Thursday, 15 August, 2013, 12:00am


Philip Bowring says it is “nonsense” to consult the public on waste charging (“Land policy on shaky ground [1]“, August 11).

He sees consulting the public as either a lack of confidence on the part of government or lack of an effective plan to sell waste charging to the public and legislators.

Let me set this straight. The last administration consulted the public in early 2012 on whether the principle of waste charging was acceptable to the public.

Over 60 per cent of respondents accepted waste charging as a concept.

This administration has already announced that it is our policy to charge for municipal solid waste and our aim is to start charging by 2016, as we will need to pass legislation before we can impose a charge.

We have to work out the details of how to put together a waste charging scheme that works for Hong Kong, where 80 per cent of the people live in high-rise buildings.

We also plan to charge commercial and industrial companies for their municipal solid waste.

The Council for Sustainable Development will launch the public consultation process very soon based on how charging could be designed for Hong Kong.

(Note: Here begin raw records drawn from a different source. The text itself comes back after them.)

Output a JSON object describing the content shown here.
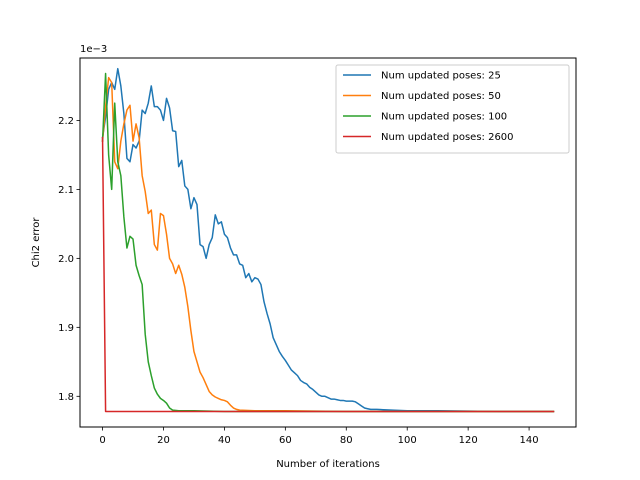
{
  "chart_data": {
    "type": "line",
    "title": "",
    "xlabel": "Number of iterations",
    "ylabel": "Chi2 error",
    "offset_text": "1e−3",
    "xlim": [
      -7.4,
      155.4
    ],
    "ylim": [
      1.7555,
      2.2905
    ],
    "xticks": [
      0,
      20,
      40,
      60,
      80,
      100,
      120,
      140
    ],
    "xtick_labels": [
      "0",
      "20",
      "40",
      "60",
      "80",
      "100",
      "120",
      "140"
    ],
    "yticks": [
      1.8,
      1.9,
      2.0,
      2.1,
      2.2
    ],
    "ytick_labels": [
      "1.8",
      "1.9",
      "2.0",
      "2.1",
      "2.2"
    ],
    "grid": false,
    "legend_position": "upper-right",
    "series": [
      {
        "name": "Num updated poses: 25",
        "color": "#1f77b4",
        "points": [
          [
            0,
            2.175
          ],
          [
            1,
            2.205
          ],
          [
            2,
            2.245
          ],
          [
            3,
            2.255
          ],
          [
            4,
            2.245
          ],
          [
            5,
            2.275
          ],
          [
            6,
            2.25
          ],
          [
            7,
            2.21
          ],
          [
            8,
            2.145
          ],
          [
            9,
            2.14
          ],
          [
            10,
            2.165
          ],
          [
            11,
            2.16
          ],
          [
            12,
            2.17
          ],
          [
            13,
            2.215
          ],
          [
            14,
            2.21
          ],
          [
            15,
            2.225
          ],
          [
            16,
            2.25
          ],
          [
            17,
            2.22
          ],
          [
            18,
            2.22
          ],
          [
            19,
            2.215
          ],
          [
            20,
            2.2
          ],
          [
            21,
            2.232
          ],
          [
            22,
            2.218
          ],
          [
            23,
            2.185
          ],
          [
            24,
            2.184
          ],
          [
            25,
            2.133
          ],
          [
            26,
            2.142
          ],
          [
            27,
            2.105
          ],
          [
            28,
            2.1
          ],
          [
            29,
            2.072
          ],
          [
            30,
            2.088
          ],
          [
            31,
            2.078
          ],
          [
            32,
            2.02
          ],
          [
            33,
            2.017
          ],
          [
            34,
            2.0
          ],
          [
            35,
            2.02
          ],
          [
            36,
            2.03
          ],
          [
            37,
            2.063
          ],
          [
            38,
            2.05
          ],
          [
            39,
            2.053
          ],
          [
            40,
            2.035
          ],
          [
            41,
            2.03
          ],
          [
            42,
            2.015
          ],
          [
            43,
            2.005
          ],
          [
            44,
            2.005
          ],
          [
            45,
            1.992
          ],
          [
            46,
            1.99
          ],
          [
            47,
            1.972
          ],
          [
            48,
            1.978
          ],
          [
            49,
            1.966
          ],
          [
            50,
            1.972
          ],
          [
            51,
            1.97
          ],
          [
            52,
            1.962
          ],
          [
            53,
            1.937
          ],
          [
            54,
            1.92
          ],
          [
            55,
            1.905
          ],
          [
            56,
            1.885
          ],
          [
            57,
            1.875
          ],
          [
            58,
            1.865
          ],
          [
            59,
            1.858
          ],
          [
            60,
            1.852
          ],
          [
            61,
            1.845
          ],
          [
            62,
            1.838
          ],
          [
            63,
            1.834
          ],
          [
            64,
            1.83
          ],
          [
            65,
            1.823
          ],
          [
            66,
            1.82
          ],
          [
            67,
            1.818
          ],
          [
            68,
            1.813
          ],
          [
            69,
            1.81
          ],
          [
            70,
            1.806
          ],
          [
            71,
            1.802
          ],
          [
            72,
            1.8
          ],
          [
            73,
            1.8
          ],
          [
            74,
            1.798
          ],
          [
            75,
            1.796
          ],
          [
            76,
            1.796
          ],
          [
            77,
            1.795
          ],
          [
            78,
            1.794
          ],
          [
            79,
            1.794
          ],
          [
            80,
            1.793
          ],
          [
            81,
            1.793
          ],
          [
            82,
            1.793
          ],
          [
            83,
            1.792
          ],
          [
            84,
            1.789
          ],
          [
            85,
            1.786
          ],
          [
            86,
            1.783
          ],
          [
            87,
            1.782
          ],
          [
            88,
            1.781
          ],
          [
            90,
            1.781
          ],
          [
            95,
            1.78
          ],
          [
            100,
            1.779
          ],
          [
            110,
            1.779
          ],
          [
            130,
            1.778
          ],
          [
            148,
            1.778
          ]
        ]
      },
      {
        "name": "Num updated poses: 50",
        "color": "#ff7f0e",
        "points": [
          [
            0,
            2.17
          ],
          [
            1,
            2.22
          ],
          [
            2,
            2.262
          ],
          [
            3,
            2.255
          ],
          [
            4,
            2.14
          ],
          [
            5,
            2.13
          ],
          [
            6,
            2.17
          ],
          [
            7,
            2.195
          ],
          [
            8,
            2.215
          ],
          [
            9,
            2.222
          ],
          [
            10,
            2.17
          ],
          [
            11,
            2.195
          ],
          [
            12,
            2.175
          ],
          [
            13,
            2.12
          ],
          [
            14,
            2.097
          ],
          [
            15,
            2.065
          ],
          [
            16,
            2.07
          ],
          [
            17,
            2.02
          ],
          [
            18,
            2.012
          ],
          [
            19,
            2.065
          ],
          [
            20,
            2.062
          ],
          [
            21,
            2.035
          ],
          [
            22,
            2.0
          ],
          [
            23,
            1.992
          ],
          [
            24,
            1.978
          ],
          [
            25,
            1.99
          ],
          [
            26,
            1.977
          ],
          [
            27,
            1.958
          ],
          [
            28,
            1.93
          ],
          [
            29,
            1.895
          ],
          [
            30,
            1.865
          ],
          [
            31,
            1.85
          ],
          [
            32,
            1.835
          ],
          [
            33,
            1.827
          ],
          [
            34,
            1.817
          ],
          [
            35,
            1.807
          ],
          [
            36,
            1.802
          ],
          [
            37,
            1.799
          ],
          [
            38,
            1.797
          ],
          [
            39,
            1.795
          ],
          [
            40,
            1.794
          ],
          [
            41,
            1.792
          ],
          [
            42,
            1.787
          ],
          [
            43,
            1.783
          ],
          [
            44,
            1.781
          ],
          [
            45,
            1.78
          ],
          [
            50,
            1.779
          ],
          [
            60,
            1.779
          ],
          [
            80,
            1.778
          ],
          [
            148,
            1.778
          ]
        ]
      },
      {
        "name": "Num updated poses: 100",
        "color": "#2ca02c",
        "points": [
          [
            0,
            2.17
          ],
          [
            1,
            2.268
          ],
          [
            2,
            2.15
          ],
          [
            3,
            2.1
          ],
          [
            4,
            2.225
          ],
          [
            5,
            2.14
          ],
          [
            6,
            2.12
          ],
          [
            7,
            2.06
          ],
          [
            8,
            2.015
          ],
          [
            9,
            2.032
          ],
          [
            10,
            2.028
          ],
          [
            11,
            1.99
          ],
          [
            12,
            1.975
          ],
          [
            13,
            1.962
          ],
          [
            14,
            1.89
          ],
          [
            15,
            1.85
          ],
          [
            16,
            1.83
          ],
          [
            17,
            1.812
          ],
          [
            18,
            1.803
          ],
          [
            19,
            1.797
          ],
          [
            20,
            1.794
          ],
          [
            21,
            1.79
          ],
          [
            22,
            1.783
          ],
          [
            23,
            1.78
          ],
          [
            25,
            1.779
          ],
          [
            30,
            1.779
          ],
          [
            40,
            1.778
          ],
          [
            148,
            1.778
          ]
        ]
      },
      {
        "name": "Num updated poses: 2600",
        "color": "#d62728",
        "points": [
          [
            0,
            2.175
          ],
          [
            1,
            1.778
          ],
          [
            5,
            1.778
          ],
          [
            148,
            1.778
          ]
        ]
      }
    ]
  }
}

It is critical for successful implementation to have public acceptance of a territory-wide charging scheme.

This is why we need to consult before finalising the scheme, after which we can draft the necessary legislation and put it to the legislature.

Legislators will also benefit from the result of the consultation as to how the public sees waste charging.

We have studied the various types of charging schemes overseas. What is clear is success comes from getting the details right, sustaining public communication so people understand how it works (many questions will arise along the way), and pitching the charge at a level that can garner the widest support.

If Bowring were responsible for implementing a waste-charging scheme, I suspect he would not say it is “nonsense” to consult on the details of the scheme.